Mandik seems to think that if he deletes my arguments and threatens to ban me from his blog then he doesn’t have to address the issues…that’s fine. But there is an issue to address that I think is worth spelling out, as I think it generalizes a bit.

So, then what exactly is the disagreement?

In some other posts (Implementing the Transitivity Principle, and Is There Such a Thing as a Neurophilosophical Theory of Consciousness?) I have been arguing that theories like Mandik’s (which include, I think, people like Churchland and Prinz as well) must really be implementing some actual theory about what conscious states are rather than actually giving a distinctly new kind of theory. The notion of what a conscious state is seems to be somehow theoretically/copnceptually prior to neural investigation.

So take Mandik’s version of the theory. On his view you have a sensory state which carries information about the outside world and which triggers an ‘egocentric conceptul’ state. An egocentric conceptual state is a state that has two kinds of content. It has objectively third person concepts and concepts that single out the thinker as the one having the experience. When these two states start to causally interact a conscious state is born. So, as an example take me having a conscious experience of seeing a red ball. Then I have a sensory state which carries information about the red ball (whatever that means…it probably means something like ‘there are properties that the objects in the world have and there are there cells in the retina, LGN, and V1, etc, which are ‘tuned’ to those properties’ and then there is a causal story about how those physical objects cause those things that are tuned to them to operate) and that sensory state triggers a egocentric conceptual state, perhaps something like ‘there is a red ball in that direction from me’ or perhaps more simply, ‘red ball in front of me’.  These two states start to causally interact (whatever that means) and then, for some unexplained reason, there is a conscious seeing of a red ball.

Now when one hears this, one naturally sees a lot of parrellels with Rosenthal’s version of higher-order thought theory. On that theory there is a first-order state which has qualitative properties, these properties represent the perceptible properties of physical objects. So on both views we have some states and those states are in the business of representing physcial properties. Rosenthal wants to call the properties of the sensory states ‘sensory qualities’ or ‘qualitative properties’ and Mandik doesn’t, but other than that purely terminological point there is no difference at this point. Ok, so then the first-order sensory state ‘triggers’ (not really for Rosenthal, but let’s let that slide since Pete and I can both agree on it) a higher-order thought. The higher-order thought is something like ‘I am, myself, seeing a red ball’. The person is now conscious of themselves as seeing a red ball and so is consciously seeing a red ball.

So then one might be tempted to say ‘so, Mandik, you’re conceptualized egocentric states sound a lot like higher-order thoughts’ since they are basically states that conceptually characterize the sensory state. So, though it is not exacly Rosenthal’s higher-order theory, it is a theory that implements the transitivity principle and that takes care of the mystery about why having these states causally interact results in a conscious state.
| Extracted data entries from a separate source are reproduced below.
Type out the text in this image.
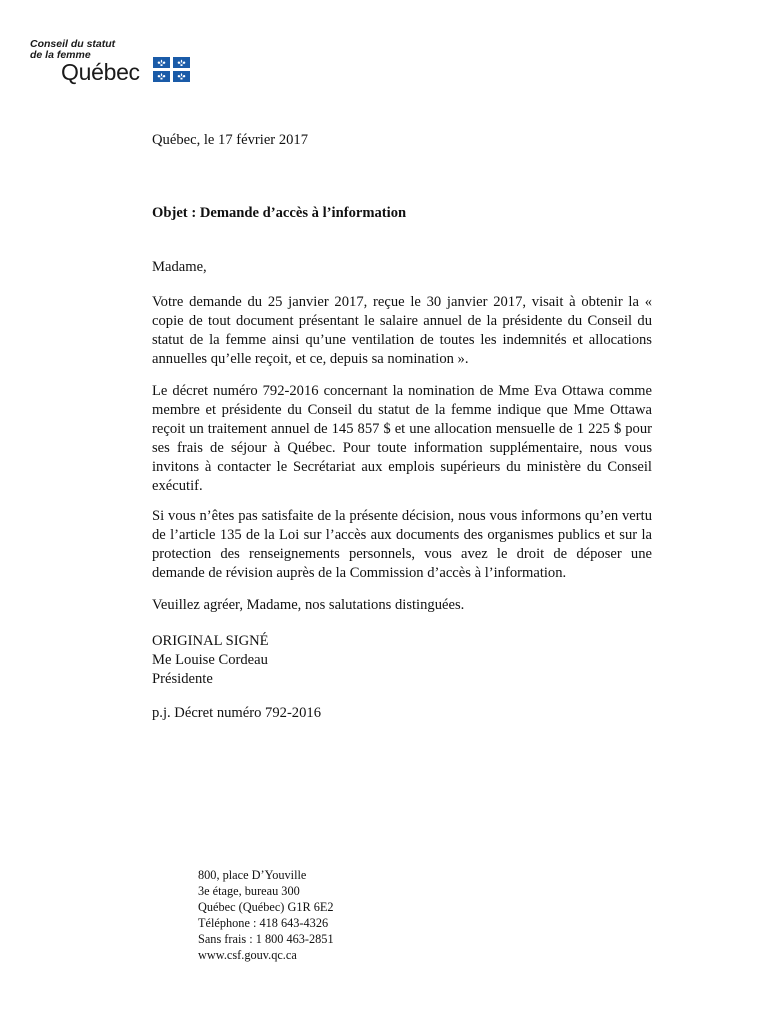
Conseil du statut
de la femme
Québec
Québec, le 17 février 2017
Objet : Demande d’accès à l’information
Madame,
Votre demande du 25 janvier 2017, reçue le 30 janvier 2017, visait à obtenir la « copie de tout document présentant le salaire annuel de la présidente du Conseil du statut de la femme ainsi qu’une ventilation de toutes les indemnités et allocations annuelles qu’elle reçoit, et ce, depuis sa nomination ».
Le décret numéro 792-2016 concernant la nomination de Mme Eva Ottawa comme membre et présidente du Conseil du statut de la femme indique que Mme Ottawa reçoit un traitement annuel de 145 857 $ et une allocation mensuelle de 1 225 $ pour ses frais de séjour à Québec. Pour toute information supplémentaire, nous vous invitons à contacter le Secrétariat aux emplois supérieurs du ministère du Conseil exécutif.
Si vous n’êtes pas satisfaite de la présente décision, nous vous informons qu’en vertu de l’article 135 de la Loi sur l’accès aux documents des organismes publics et sur la protection des renseignements personnels, vous avez le droit de déposer une demande de révision auprès de la Commission d’accès à l’information.
Veuillez agréer, Madame, nos salutations distinguées.
ORIGINAL SIGNÉ
Me Louise Cordeau
Présidente
p.j. Décret numéro 792-2016
800, place D’Youville
3e étage, bureau 300
Québec (Québec) G1R 6E2
Téléphone : 418 643-4326
Sans frais : 1 800 463-2851
www.csf.gouv.qc.ca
To which Mandik responds, ‘no, if they were higher-order thoughts then I would be conscious of the first-order sensory state, but on my theory I am only conscious of the red ball’. Mandik seems to think that that constitutes an argument that his view doesn’t implement transitivity (well, to be fair, I guess you need the premise ‘and I am only conscious of the red ball’ to make it an argument). I claim that it is something that itself needs an argument; it is the thing that you need to establish via an argument and so is not an argument that his view doesn’t implement transitivity, for the following reasons.

First, according to Rosenthal’s version of the theory it will in fact seem to you as though all you are aware of is the red ball because the higher-order thought conceptualizes the first-order state as having properties that belong to the tomatoe. But you become so conscious by being conscious of the first-order state. For it is the properties of the first-order state that you are conceptualizing! How could we conceptualize the object itself? We would not be conscious of the object if we did not have some first-order state that represented it. So to simply say ‘oh, on my view I am only conscious of the tomatoe, so it is not a higher-order view’ is to beg the question at hand. One needs to explain how it is that the egocentric ceonceptual state gets to be about the red ball without utilizing the sensory state. This is what I meant when I said that Mandik had not given an argument. He has not given an account of how it is that his ‘but I am only conscious of the tomatoe’ is true in a way that isn’t the above way.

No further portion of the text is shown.